Meet August Zang. Born to a prominent surgeon in Vienna, Zang started his professional life as an artillery officer. It was a fine and promising career path for a young man, but one which lost his interest. His entrepreneurial spirit needed an outlet. When he was 30 years old he left home with a plan to bring Viennese style baked goods to Paris.
The disruption he brought with him was called Steam Baking. In steam baked breads, or pastries, steam is injected into the oven as it cooks. The steam slows the formation of the crust and makes the outside of the bread flakier and thinner. In the case of croissants it can make a very thin crust with a moist interior.

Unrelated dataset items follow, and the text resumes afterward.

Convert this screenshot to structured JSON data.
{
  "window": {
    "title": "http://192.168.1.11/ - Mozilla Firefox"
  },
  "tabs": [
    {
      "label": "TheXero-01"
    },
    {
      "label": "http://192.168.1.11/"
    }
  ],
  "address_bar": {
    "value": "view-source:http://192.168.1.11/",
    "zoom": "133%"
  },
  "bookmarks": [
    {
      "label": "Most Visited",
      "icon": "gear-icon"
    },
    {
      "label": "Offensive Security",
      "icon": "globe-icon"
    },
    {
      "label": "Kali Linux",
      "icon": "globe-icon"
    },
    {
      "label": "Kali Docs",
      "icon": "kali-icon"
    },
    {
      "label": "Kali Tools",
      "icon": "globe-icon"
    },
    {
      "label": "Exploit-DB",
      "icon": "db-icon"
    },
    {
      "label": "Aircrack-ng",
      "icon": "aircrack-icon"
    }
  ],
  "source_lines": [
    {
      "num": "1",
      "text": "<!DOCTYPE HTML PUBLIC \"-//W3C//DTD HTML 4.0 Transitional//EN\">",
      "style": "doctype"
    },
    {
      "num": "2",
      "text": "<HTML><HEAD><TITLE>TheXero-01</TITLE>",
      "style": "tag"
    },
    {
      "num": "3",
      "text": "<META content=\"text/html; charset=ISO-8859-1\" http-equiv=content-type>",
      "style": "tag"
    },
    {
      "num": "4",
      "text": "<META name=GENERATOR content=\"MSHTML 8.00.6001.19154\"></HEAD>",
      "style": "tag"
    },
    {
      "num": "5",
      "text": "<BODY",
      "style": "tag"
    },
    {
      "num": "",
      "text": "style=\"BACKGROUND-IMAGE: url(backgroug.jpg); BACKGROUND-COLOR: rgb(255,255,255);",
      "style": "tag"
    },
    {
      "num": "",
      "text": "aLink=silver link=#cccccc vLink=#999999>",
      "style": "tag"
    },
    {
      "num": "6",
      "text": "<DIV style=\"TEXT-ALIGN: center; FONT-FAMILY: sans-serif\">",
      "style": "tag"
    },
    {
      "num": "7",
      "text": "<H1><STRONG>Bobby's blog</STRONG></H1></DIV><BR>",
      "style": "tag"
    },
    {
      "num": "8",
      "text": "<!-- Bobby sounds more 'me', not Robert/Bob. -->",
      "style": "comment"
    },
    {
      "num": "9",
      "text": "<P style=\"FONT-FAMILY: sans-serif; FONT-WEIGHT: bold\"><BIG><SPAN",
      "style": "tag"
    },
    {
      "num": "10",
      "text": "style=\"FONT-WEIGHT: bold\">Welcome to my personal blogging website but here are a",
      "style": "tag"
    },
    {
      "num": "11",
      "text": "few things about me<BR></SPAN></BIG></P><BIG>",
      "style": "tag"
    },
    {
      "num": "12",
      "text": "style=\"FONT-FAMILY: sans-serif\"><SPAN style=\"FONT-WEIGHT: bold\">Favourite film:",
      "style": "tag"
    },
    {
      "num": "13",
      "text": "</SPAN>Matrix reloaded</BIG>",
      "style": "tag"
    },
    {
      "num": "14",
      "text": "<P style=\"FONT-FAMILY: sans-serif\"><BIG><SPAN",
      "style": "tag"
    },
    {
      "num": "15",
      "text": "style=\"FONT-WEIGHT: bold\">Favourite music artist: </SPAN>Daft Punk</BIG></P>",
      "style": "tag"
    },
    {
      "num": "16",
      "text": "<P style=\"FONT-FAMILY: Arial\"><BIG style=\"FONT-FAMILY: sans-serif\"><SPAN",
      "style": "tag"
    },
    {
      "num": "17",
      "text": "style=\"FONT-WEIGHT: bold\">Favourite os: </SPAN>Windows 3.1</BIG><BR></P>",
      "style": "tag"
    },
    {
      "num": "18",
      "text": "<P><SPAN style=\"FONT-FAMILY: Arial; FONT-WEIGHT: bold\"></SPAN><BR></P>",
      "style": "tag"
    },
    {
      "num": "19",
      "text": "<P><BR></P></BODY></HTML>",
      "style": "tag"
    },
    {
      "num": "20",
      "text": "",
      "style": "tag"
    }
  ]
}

In 1839, Zang opened “Boulangerie Viennoise,” which found immediate acclaim and popularity. Parisians could not get enough of his delicious baguettes, croissants, brioche, and other baked goods which came to be known as Viennoiseries. Imitators sprouted up all over Paris. You read that right. The croissant, probably the most French thing you can think off right now, was introduced to Paris, and popularized, by an Austrian.
At that point Zang could have coasted on his considerable success. But just like his previous career, he had bigger fish to… sauté, I suppose.
In 1848, revolution spread across Europe and Latin America like wildfire. Dozens of countries erupted as the middle class demanded more participation in government, a more free press, and a fairer chance to succeed. Pretty much all of these revolutions failed within a year. But there were lessons to be learned. Zang learned that daily newspapers, the fuel which fired these revolutions, were the wave of the future of communications. Some 10 years after he left, Zang moved back to Vienna to get into publishing.
He started a newspaper modeled after the Paris newspaper, “La Presse.” The idea was simple: smaller articles, advertising tucked in everywhere, and make it as cheap as you can make possibly make it. He became the father of the Austrian daily newspaper when he founded his paper, “Die Press.” Some 166 years later Die Press is still in business. As such, the world ended up remembering Zang as a press mogul, and eventually a wealthy banker and mine owner, but not as a baker.
There are three important things to learn from the life of August Zang:
All things are ripe for disruption always. When we think of disruption we don’t think of bread. It’s had been a staple food for a couple millennia. But there was room there for disruption. Same could be said about newspapers. The model barely changed for a couple of centuries. But there was space for better ideas in their model. The opportunity to improve is all around. Which brings us to…
Heads Up! Ideas are everywhere. Zang became a man of wealth and power by taking an idea he learned in Vienna and moving it to Paris, and then by taking ideas he learned in Paris and moving them to Vienna. Get out there. Learn from everyone. And never stop consuming information.
Don’t be afraid to try something radically new. How does an artillery officer become a bakery owner, to a publishing baron, to a banker? What these things have in common is leadership. The specifics change but the ability to have vision and take people to that vision is the same. So don’t be afraid — you already have every thing you could need. Just go for it.